Je vous aimais, ô fils de ma mère! mais cet amour m'a fait du mal et ne vous a servi à tien. Aujourd'hui je vous hais, alors que la haine est un torrent qui ne charrie que les branches desséchées et ne détruit que les maisons en ruines.
J'avais pitié de votre faiblesse, ô fils de ma mère! mais la pitié engendre les faibles et les paresseux et n'apporte rien à la vie. Aujourd'hui je vois votre faiblesse et mon âme se contracte de dégoût et de dédain.
Je pleurais sur votre humiliation et votre défaite alors que mes larmes coulaient limpides comme du cristal. Au lieu de laver votre crasse, elles ont éliminé le voile devant mes yeux. Au lieu d'humecter vos coeurs de pierre, elles ont dissipé la crainte dans le mien. Aujourd'hui je ris de vos souffrances et le rire est un tonnerre qui précède la tempête mais jamais ne la suit.
Qu'attendez-vous de moi, ô fils de ma mère?
Voulez-vous que je vous montre le reflet de votre visage dans les bassins d'eaux dormantes? Venez donc et regardez comme vos traits sont laids.
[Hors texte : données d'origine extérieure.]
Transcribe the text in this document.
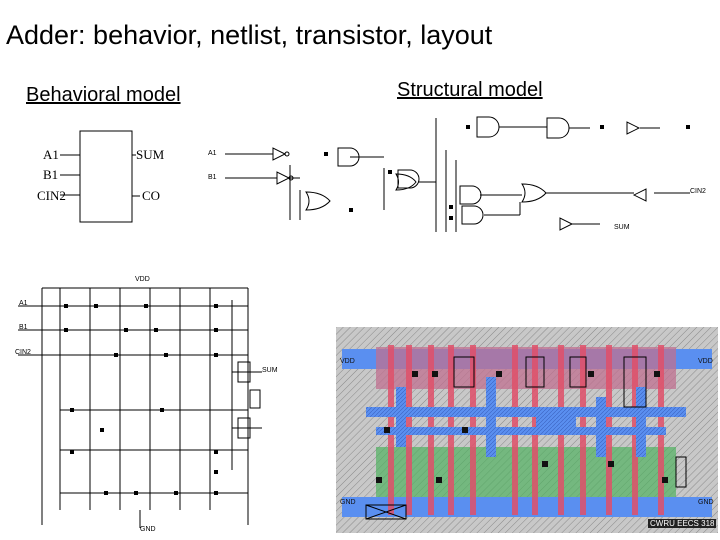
Adder: behavior, netlist, transistor, layout
Behavioral model	Structural model
A1
B1
CIN2
SUM
CO
A1
B1
CIN2
SUM
VDD
A1
B1
CIN2
SUM
GND
VDD	VDD
GND	GND
CWRU EECS 318
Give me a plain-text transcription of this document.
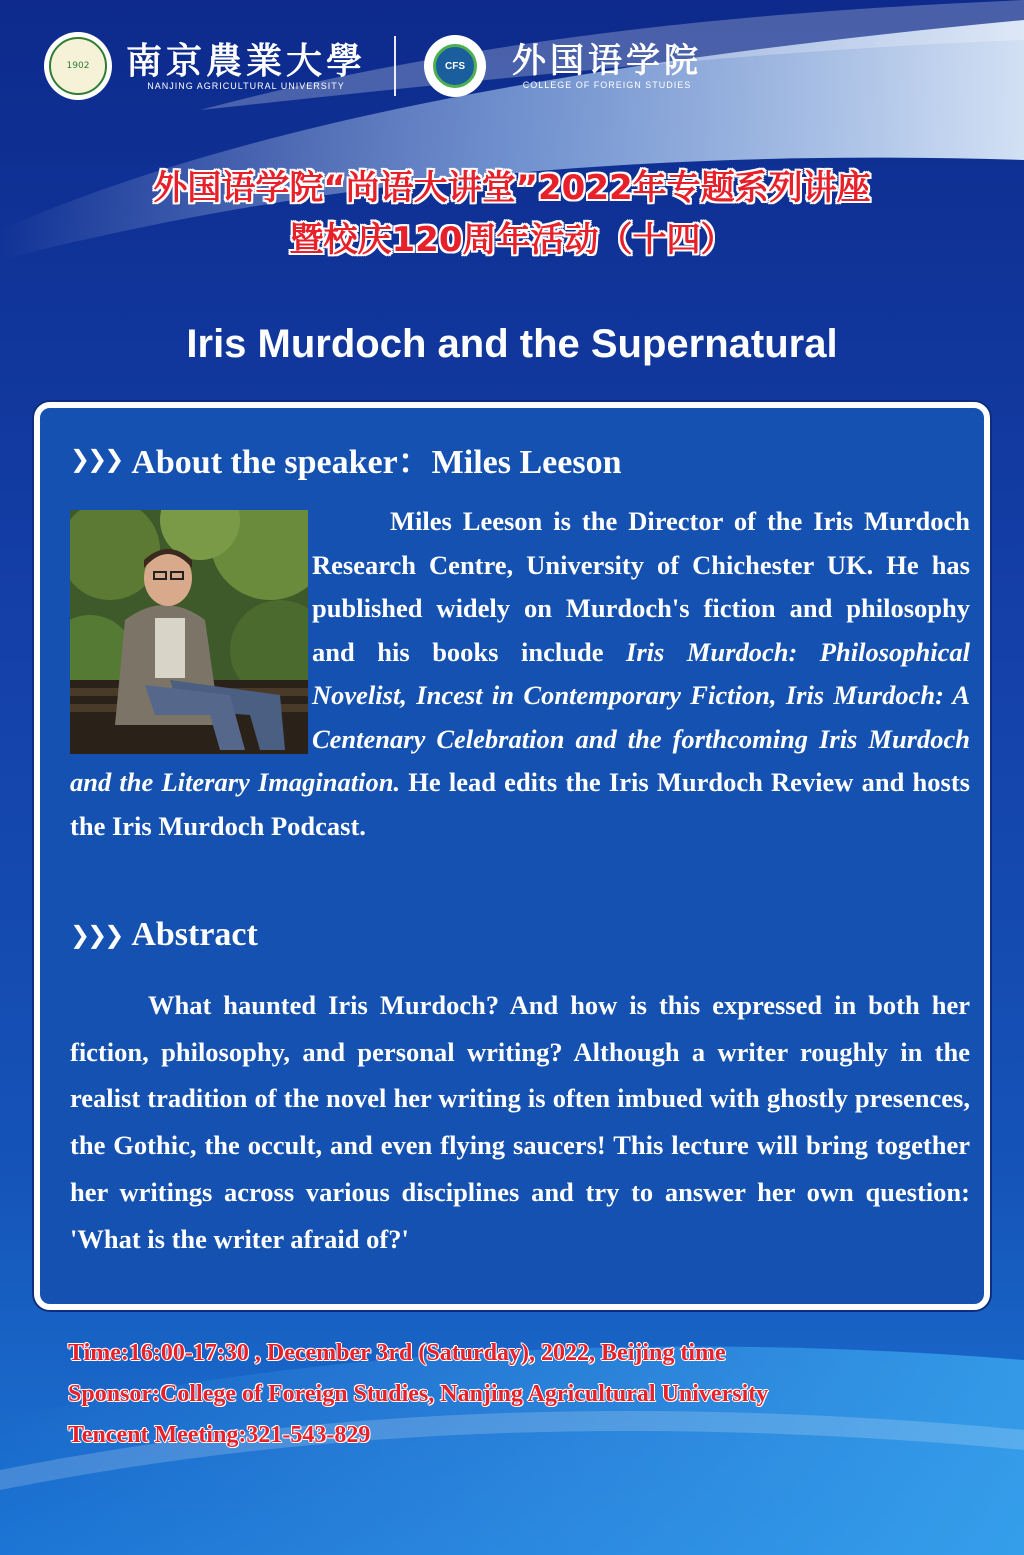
1902	南京農業大學
NANJING AGRICULTURAL UNIVERSITY
CFS	外国语学院
COLLEGE OF FOREIGN STUDIES
外国语学院“尚语大讲堂”2022年专题系列讲座
暨校庆120周年活动（十四）
Iris Murdoch and the Supernatural
❯❯❯ About the speaker：Miles Leeson
Miles Leeson is the Director of the Iris Murdoch Research Centre, University of Chichester UK. He has published widely on Murdoch's fiction and philosophy and his books include Iris Murdoch: Philosophical Novelist, Incest in Contemporary Fiction, Iris Murdoch: A Centenary Celebration and the forthcoming Iris Murdoch and the Literary Imagination. He lead edits the Iris Murdoch Review and hosts the Iris Murdoch Podcast.
❯❯❯ Abstract
What haunted Iris Murdoch? And how is this expressed in both her fiction, philosophy, and personal writing? Although a writer roughly in the realist tradition of the novel her writing is often imbued with ghostly presences, the Gothic, the occult, and even flying saucers! This lecture will bring together her writings across various disciplines and try to answer her own question: 'What is the writer afraid of?'
Time:16:00-17:30 , December 3rd (Saturday), 2022, Beijing time
Sponsor:College of Foreign Studies, Nanjing Agricultural University
Tencent Meeting:321-543-829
Dépêchez-vous et observez bien! La peur a cendré vos cheveux, l'insomnie a creusé vos yeux en deux cavités obscures, la lâcheté a ridé vos joues comme de vieux chiffons et la mort a coloré vos lèvres d'un jaune automnal en y posant un baiser.
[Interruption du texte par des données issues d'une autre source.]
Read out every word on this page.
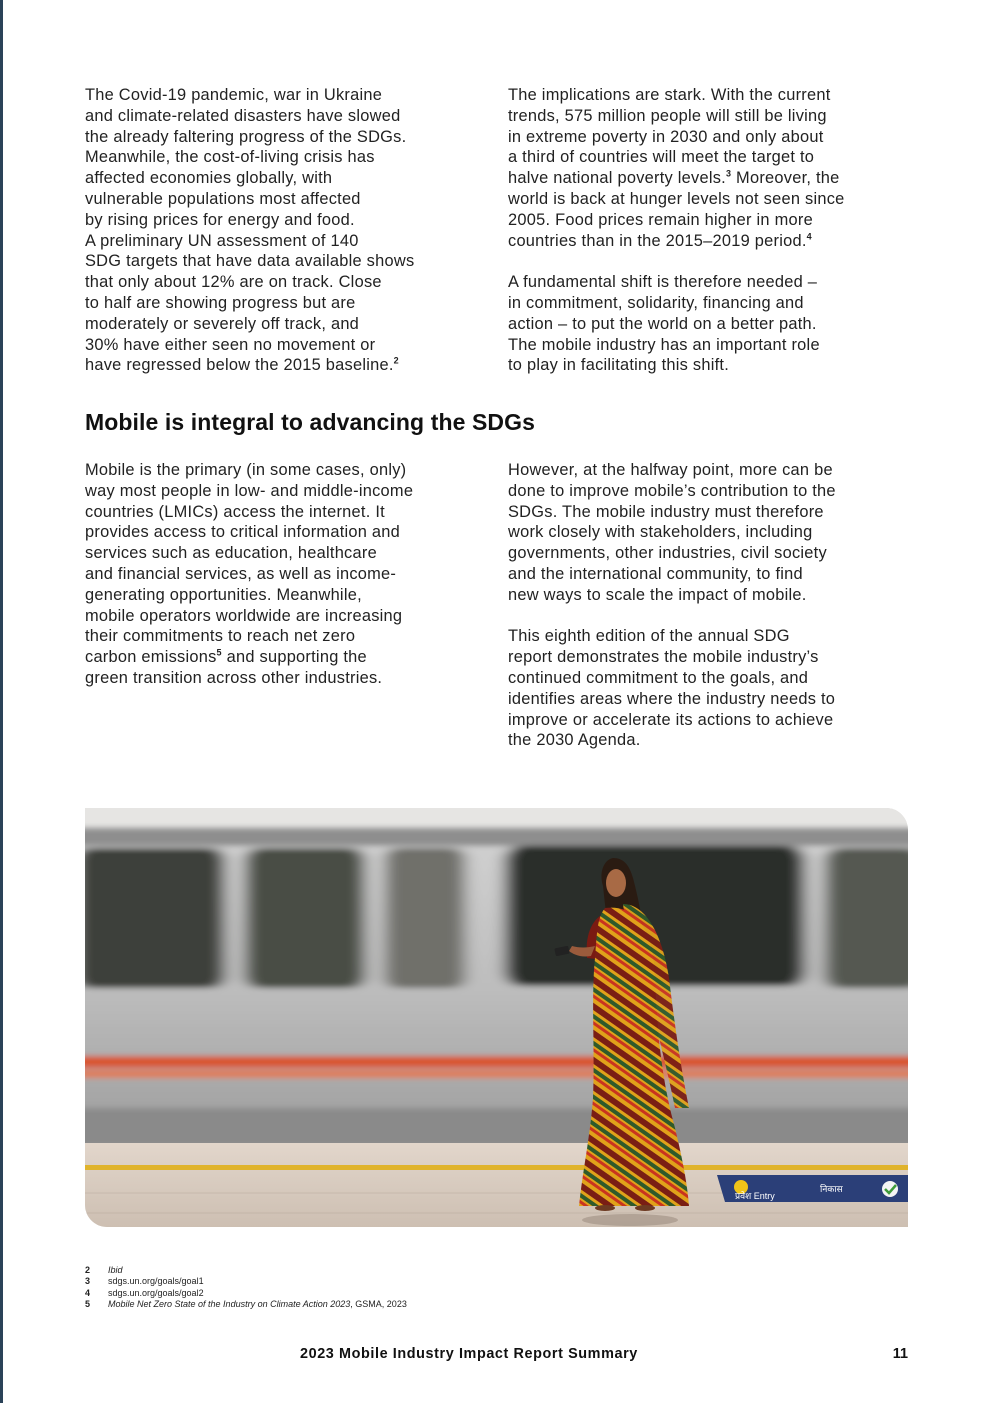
The Covid-19 pandemic, war in Ukraine
and climate-related disasters have slowed
the already faltering progress of the SDGs.
Meanwhile, the cost-of-living crisis has
affected economies globally, with
vulnerable populations most affected
by rising prices for energy and food.
A preliminary UN assessment of 140
SDG targets that have data available shows
that only about 12% are on track. Close
to half are showing progress but are
moderately or severely off track, and
30% have either seen no movement or
have regressed below the 2015 baseline.$^2$

The implications are stark. With the current
trends, 575 million people will still be living
in extreme poverty in 2030 and only about
a third of countries will meet the target to
halve national poverty levels.$^3$ Moreover, the
world is back at hunger levels not seen since
2005. Food prices remain higher in more
countries than in the 2015–2019 period.$^4$

A fundamental shift is therefore needed –
in commitment, solidarity, financing and
action – to put the world on a better path.
The mobile industry has an important role
to play in facilitating this shift.

Mobile is integral to advancing the SDGs

Mobile is the primary (in some cases, only)
way most people in low- and middle-income
countries (LMICs) access the internet. It
provides access to critical information and
services such as education, healthcare
and financial services, as well as income-
generating opportunities. Meanwhile,
mobile operators worldwide are increasing
their commitments to reach net zero
carbon emissions$^5$ and supporting the
green transition across other industries.

However, at the halfway point, more can be
done to improve mobile’s contribution to the
SDGs. The mobile industry must therefore
work closely with stakeholders, including
governments, other industries, civil society
and the international community, to find
new ways to scale the impact of mobile.

This eighth edition of the annual SDG
report demonstrates the mobile industry’s
continued commitment to the goals, and
identifies areas where the industry needs to
improve or accelerate its actions to achieve
the 2030 Agenda.

प्रवेश Entry
निकास
2	Ibid
3	sdgs.un.org/goals/goal1
4	sdgs.un.org/goals/goal2
5	Mobile Net Zero State of the Industry on Climate Action 2023, GSMA, 2023
2023 Mobile Industry Impact Report Summary	11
Qu'attendez-vous de moi, ô fils de ma mère? Ou plutôt qu'attendez-vous de la vie, quand la vie ne vous compte plus parmi ses fils?
Vos âmes s'ébrouent dans les mains des prêtres et des charlatans, vos corps frissonnent entre les crocs des despotes et des sanguinaires et votre pays tremble sous les bottes des ennemis et des conquérants. Qu'espérez-vous donc en restant debout face au soleil?
Vos épées sont recouvertes de rouille, vos lances sont brisées et vos boucliers sont souillés de terre. Pourquoi restez-vous donc en vie alors que la mort est le repos des misérables?
La vie est une détermination qui accompagne la jeunesse, un acharnement qui poursuit la maturité et une sagesse qui talonne la vieillesse. Quant à vous, ô fils de ma mère! vous êtes nés vieux et infirmes, votre tête a rétréci et votre peau s'est contractée. Vous êtes redevenus des enfants qui pataugent dans la boue et qui se lancent des pierres.
L'humanité est un fleuve cristallin qui coule à flot en chantant et en portant les secrets des montagnes jusqu'aux abysses de la mer. Quant à vous, ô fils de ma mère! vous êtes des marécages nauséabonds dans les profondeurs desquels grouillent les insectes et sur le bord desquels se tortillent les serpents.
L'âme est une flamme bleue, ardente et sacrée qui dévore les herbes sèches et se nourrit d'ondées pour illuminer les visages des dieux. Quant à vos âmes, ô fils de ma mère! ce sont des grains de poussière que le vent dissémine sur les neiges et que les tempêtes désintègrent au creux des vallées.
Je vous hais, ô fils de ma mère! car vous haïssez la gloire et la grandeur.
Je vous méprise, car vous vous méprisez vous-mêmes.
Je suis votre ennemi,
car vous êtes les ennemis des dieux mais vous ne le savez point!